Maybe he just misspoke or was misquoted and it should be “No fire next time”? That would clarify that all up, and you shouldn’t be picking on one little word. Sort of like arguing about the meaning of “is”.
Take comfort in knowing that if we do discover aliens, Ken Ham will find a reference to them in the bible. Using his “worldview”, “proper interpretation”, and a healthy amount of B.S. apologetics.
Live Science really *does* love strong headlines. Though there is a strong case for preserving indigenous communities whose way of life does not depend on the global infrastructure, as an insurance policy for our species’ survival.
I remember Sagan lecturing on the Drake Equation, the last term of which is the lifespan of a technologically advanced civilisation. He concluded that if it’s a mere ten thousand years, there’s probably only one in the galaxy, and we’re it.
There’s a strong case for preserving indigenous communities whose way of life is not completely dependent on the global infrastructure.
I remember Carl Sagan lecturing on the Drake Equation, the last term of which is the lifetime of a technologically advanced civilisation. He concluded that if such civilisations can survive adolescence, there are probably lots of them out there, but otherwise there’s probably only one in the galaxy, and we are it.
Paul Braterman, I have no idea why your comment was delayed. The second one is slightly different from the first, so I’ll leave both of them.

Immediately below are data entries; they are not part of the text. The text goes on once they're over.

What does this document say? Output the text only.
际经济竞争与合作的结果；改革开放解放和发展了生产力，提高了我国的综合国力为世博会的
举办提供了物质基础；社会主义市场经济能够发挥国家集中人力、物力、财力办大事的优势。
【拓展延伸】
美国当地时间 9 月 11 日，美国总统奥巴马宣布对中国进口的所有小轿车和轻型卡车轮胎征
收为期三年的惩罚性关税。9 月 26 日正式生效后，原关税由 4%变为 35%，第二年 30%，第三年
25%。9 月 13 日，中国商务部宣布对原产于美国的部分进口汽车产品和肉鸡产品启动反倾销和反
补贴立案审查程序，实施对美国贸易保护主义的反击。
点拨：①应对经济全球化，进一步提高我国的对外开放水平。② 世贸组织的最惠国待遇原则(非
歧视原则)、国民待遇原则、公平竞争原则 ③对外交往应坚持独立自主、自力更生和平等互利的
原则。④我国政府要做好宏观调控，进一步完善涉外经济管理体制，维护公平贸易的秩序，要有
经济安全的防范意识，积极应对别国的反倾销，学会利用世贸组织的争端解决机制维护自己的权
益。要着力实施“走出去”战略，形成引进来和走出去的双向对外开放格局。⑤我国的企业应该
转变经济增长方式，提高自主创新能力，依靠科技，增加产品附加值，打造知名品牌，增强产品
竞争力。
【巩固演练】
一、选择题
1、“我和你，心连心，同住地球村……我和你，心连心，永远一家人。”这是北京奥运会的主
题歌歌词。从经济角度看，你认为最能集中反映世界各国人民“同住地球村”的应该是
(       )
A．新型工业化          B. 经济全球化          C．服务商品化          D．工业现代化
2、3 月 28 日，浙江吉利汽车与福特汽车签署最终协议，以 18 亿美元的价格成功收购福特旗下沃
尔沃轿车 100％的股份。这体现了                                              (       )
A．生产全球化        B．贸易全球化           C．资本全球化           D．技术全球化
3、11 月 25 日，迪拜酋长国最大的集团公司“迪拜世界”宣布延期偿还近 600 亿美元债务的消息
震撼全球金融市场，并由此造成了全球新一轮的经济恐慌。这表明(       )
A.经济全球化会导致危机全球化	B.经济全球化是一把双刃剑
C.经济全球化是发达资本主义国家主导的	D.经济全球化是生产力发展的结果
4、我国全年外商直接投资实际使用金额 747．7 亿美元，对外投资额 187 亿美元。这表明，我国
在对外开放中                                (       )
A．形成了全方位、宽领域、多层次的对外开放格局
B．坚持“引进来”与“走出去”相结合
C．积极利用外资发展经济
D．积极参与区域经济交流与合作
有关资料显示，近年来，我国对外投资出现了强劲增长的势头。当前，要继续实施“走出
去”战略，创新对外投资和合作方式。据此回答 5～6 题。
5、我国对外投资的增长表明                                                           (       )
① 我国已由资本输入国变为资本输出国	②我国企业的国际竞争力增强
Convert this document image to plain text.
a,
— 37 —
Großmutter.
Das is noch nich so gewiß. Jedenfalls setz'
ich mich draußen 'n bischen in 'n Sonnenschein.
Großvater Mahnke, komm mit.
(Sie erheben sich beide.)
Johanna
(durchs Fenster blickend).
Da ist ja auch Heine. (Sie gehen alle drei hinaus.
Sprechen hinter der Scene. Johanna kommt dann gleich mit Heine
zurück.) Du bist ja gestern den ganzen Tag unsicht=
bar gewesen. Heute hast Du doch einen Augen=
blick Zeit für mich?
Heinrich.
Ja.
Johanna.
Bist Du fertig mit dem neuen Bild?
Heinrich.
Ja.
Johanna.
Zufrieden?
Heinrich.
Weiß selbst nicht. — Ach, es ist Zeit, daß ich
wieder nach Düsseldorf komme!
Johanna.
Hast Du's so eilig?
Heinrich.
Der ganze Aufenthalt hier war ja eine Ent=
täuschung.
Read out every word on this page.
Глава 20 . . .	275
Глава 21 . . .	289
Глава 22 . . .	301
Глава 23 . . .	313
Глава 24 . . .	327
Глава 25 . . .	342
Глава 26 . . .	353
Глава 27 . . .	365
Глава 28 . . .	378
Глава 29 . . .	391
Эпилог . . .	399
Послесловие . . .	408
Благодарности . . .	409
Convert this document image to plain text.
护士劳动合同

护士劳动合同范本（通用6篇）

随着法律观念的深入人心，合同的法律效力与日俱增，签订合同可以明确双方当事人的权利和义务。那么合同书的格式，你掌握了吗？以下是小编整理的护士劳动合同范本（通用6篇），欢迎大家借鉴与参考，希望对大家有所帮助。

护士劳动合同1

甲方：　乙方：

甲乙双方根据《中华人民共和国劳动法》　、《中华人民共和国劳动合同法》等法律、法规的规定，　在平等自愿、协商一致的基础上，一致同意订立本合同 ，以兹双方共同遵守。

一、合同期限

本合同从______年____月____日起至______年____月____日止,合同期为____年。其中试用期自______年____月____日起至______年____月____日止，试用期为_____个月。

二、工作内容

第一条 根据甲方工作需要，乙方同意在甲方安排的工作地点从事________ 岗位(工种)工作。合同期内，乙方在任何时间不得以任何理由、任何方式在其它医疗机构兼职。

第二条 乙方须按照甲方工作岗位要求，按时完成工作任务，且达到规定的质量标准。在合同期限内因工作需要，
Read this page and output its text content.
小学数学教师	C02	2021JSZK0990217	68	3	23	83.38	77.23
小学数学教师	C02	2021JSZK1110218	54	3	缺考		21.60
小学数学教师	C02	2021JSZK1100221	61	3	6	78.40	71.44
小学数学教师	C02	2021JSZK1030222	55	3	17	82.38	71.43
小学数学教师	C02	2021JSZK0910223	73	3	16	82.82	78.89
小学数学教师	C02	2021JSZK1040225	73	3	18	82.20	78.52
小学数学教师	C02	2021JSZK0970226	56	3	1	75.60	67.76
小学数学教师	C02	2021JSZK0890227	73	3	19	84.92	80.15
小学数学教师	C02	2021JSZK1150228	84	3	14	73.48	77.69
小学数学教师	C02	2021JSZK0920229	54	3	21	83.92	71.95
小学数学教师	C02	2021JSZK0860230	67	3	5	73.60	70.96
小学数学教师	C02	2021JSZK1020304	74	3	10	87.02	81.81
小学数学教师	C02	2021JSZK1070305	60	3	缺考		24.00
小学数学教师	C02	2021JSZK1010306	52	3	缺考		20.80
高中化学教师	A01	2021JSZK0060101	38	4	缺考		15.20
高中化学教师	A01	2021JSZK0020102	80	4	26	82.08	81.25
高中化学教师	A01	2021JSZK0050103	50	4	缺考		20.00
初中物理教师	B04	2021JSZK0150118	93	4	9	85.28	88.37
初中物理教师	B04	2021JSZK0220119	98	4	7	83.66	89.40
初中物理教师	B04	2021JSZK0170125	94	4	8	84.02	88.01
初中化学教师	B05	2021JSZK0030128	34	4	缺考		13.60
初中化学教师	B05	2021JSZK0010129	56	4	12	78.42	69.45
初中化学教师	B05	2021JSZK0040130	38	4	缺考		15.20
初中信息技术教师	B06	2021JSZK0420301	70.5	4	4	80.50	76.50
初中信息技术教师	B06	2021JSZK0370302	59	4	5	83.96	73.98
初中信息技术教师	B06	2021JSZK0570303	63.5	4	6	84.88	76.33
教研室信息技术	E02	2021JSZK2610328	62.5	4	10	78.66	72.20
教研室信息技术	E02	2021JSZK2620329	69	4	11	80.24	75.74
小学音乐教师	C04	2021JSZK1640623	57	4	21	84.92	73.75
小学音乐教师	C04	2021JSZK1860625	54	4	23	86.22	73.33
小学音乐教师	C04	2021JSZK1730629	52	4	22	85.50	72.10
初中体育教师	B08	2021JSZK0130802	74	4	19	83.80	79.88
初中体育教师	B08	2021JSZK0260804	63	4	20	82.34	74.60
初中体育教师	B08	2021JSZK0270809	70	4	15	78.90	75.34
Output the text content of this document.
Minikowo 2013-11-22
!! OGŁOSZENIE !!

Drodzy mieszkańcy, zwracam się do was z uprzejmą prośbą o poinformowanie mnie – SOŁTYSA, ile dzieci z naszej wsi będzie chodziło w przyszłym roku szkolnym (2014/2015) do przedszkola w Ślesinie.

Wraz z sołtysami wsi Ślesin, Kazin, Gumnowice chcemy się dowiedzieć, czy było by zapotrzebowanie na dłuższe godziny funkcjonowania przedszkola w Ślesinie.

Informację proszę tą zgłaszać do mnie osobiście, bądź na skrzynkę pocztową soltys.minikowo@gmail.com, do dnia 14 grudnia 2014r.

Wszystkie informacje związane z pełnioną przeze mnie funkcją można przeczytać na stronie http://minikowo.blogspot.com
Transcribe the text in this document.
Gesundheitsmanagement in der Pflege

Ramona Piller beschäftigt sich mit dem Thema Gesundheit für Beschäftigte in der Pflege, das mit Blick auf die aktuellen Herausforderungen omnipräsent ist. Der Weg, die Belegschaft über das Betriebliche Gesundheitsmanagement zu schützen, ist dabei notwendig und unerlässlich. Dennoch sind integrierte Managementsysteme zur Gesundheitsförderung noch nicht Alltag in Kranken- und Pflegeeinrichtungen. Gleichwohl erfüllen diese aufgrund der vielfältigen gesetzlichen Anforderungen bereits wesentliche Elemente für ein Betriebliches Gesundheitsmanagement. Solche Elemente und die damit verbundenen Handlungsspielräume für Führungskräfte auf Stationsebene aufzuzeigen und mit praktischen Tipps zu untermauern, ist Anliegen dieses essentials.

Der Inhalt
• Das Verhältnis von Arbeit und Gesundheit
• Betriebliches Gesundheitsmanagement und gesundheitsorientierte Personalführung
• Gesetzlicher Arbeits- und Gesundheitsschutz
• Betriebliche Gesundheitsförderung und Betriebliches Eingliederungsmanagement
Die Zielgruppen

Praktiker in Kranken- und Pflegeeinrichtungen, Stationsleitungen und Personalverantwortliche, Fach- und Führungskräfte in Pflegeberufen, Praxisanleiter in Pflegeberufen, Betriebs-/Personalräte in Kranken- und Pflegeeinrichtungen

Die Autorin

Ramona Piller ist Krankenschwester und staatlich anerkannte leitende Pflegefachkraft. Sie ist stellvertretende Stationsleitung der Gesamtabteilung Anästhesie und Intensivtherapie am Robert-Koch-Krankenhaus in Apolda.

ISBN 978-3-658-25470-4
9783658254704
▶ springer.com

Twice Ken Ham has tweeted a link to an article titled “Pedophiles Desperately Trying To Join LGBT Movement with Their Own Acceptance Flag” despite that the first time someone replied with the link to snopes showing it to be fake.
https://www.snopes.com/fact-check/maps-pride-flag/
Saith the prophet Ham:
The “starting point” argument is used against evolution, too: if you start out with “naturalistic presuppositions,” then of course you’ll reject the plain truth laid out in the Bible. This, however, can be restated as: If you don’t start out believing the Bible is literally true, you won’t “interpret” available evidence so as to prove the Bible is literally true.
This sort of reasoning is useless. Evidence may be interpreted in different ways if there’s not enough of it to come to a definite conclusion, but where evolution is concerned we’re a century and more past that point. Even the ID types grudgingly admit that new species can evolve; creationists’ invocation of the concept of “kind” is merely a desperate effort to avoid complete surrender.
Curmy, the reason why Paul`s comments were delayed is—–the aliens are censoring the `net.
Late comment. But with the rain experienced in the Washington DC area over the past 3 days, we may actually drown. Over 3 inches a day, every day.